A distinguished new voice from South Africa writes about a white working-class Afrikaner family with a shameful secret as the end of Apartheid draws near.
Poor, ill-educated, and dependent on government handouts, the Benade family moved in to Johannesburg in the 1930s, when drought and the Depression ended their farming. Recruited to do the grunt work of policing apartheid and manning the railroads, they were rewarded with housing and a protected white status. But the Benades—Pop, Mol, Treppie, and young Lambert—who live in Triomf, built on the rubble of the legendary Sophiatown, are, by 1993 and story’s opening, cynical about politics. They also fear black rule, and, as they prepare for Lambert’s 40th birthday, the same month as the upcoming election that will end Apartheid, they make half-hearted preparations to flee north.
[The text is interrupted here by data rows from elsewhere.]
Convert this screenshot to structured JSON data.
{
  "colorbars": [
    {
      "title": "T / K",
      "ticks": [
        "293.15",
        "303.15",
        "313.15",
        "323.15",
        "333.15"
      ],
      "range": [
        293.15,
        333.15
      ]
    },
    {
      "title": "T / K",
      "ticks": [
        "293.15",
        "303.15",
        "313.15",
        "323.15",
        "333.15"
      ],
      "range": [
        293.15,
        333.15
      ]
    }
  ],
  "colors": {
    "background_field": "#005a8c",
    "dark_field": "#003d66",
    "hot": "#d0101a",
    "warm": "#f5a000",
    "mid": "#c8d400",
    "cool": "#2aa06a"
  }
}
But the family is so dysfunctional and volatile that most of their enterprises end badly. Treppie, scarred by a childhood beating, provokes quarrels; Pop is well-meaning but ailing; Mol is worn out from sexually servicing all three men; and Lambert, an epileptic, is mentally ill. The three older Benades are in fact siblings with a secret: Lambert is their son. No one is sure who the father is—the incest began in childhood, and Lambert has been told that Pop and Mol are his parents. In 1994, as election and birthday near, they comment mordantly on the politicians, and Lambert, who’s been promised a woman, makes a list of things to do—including an attempt to clean the kitchen, which ends in an explosion. Nothing ever goes right, yet a redemptive affection allows the Benades to survive death, revelations, even the establishment of a black government.
A remarkably evocative portrayal of the usually ignored white underclass: the best post-apartheid novel yet.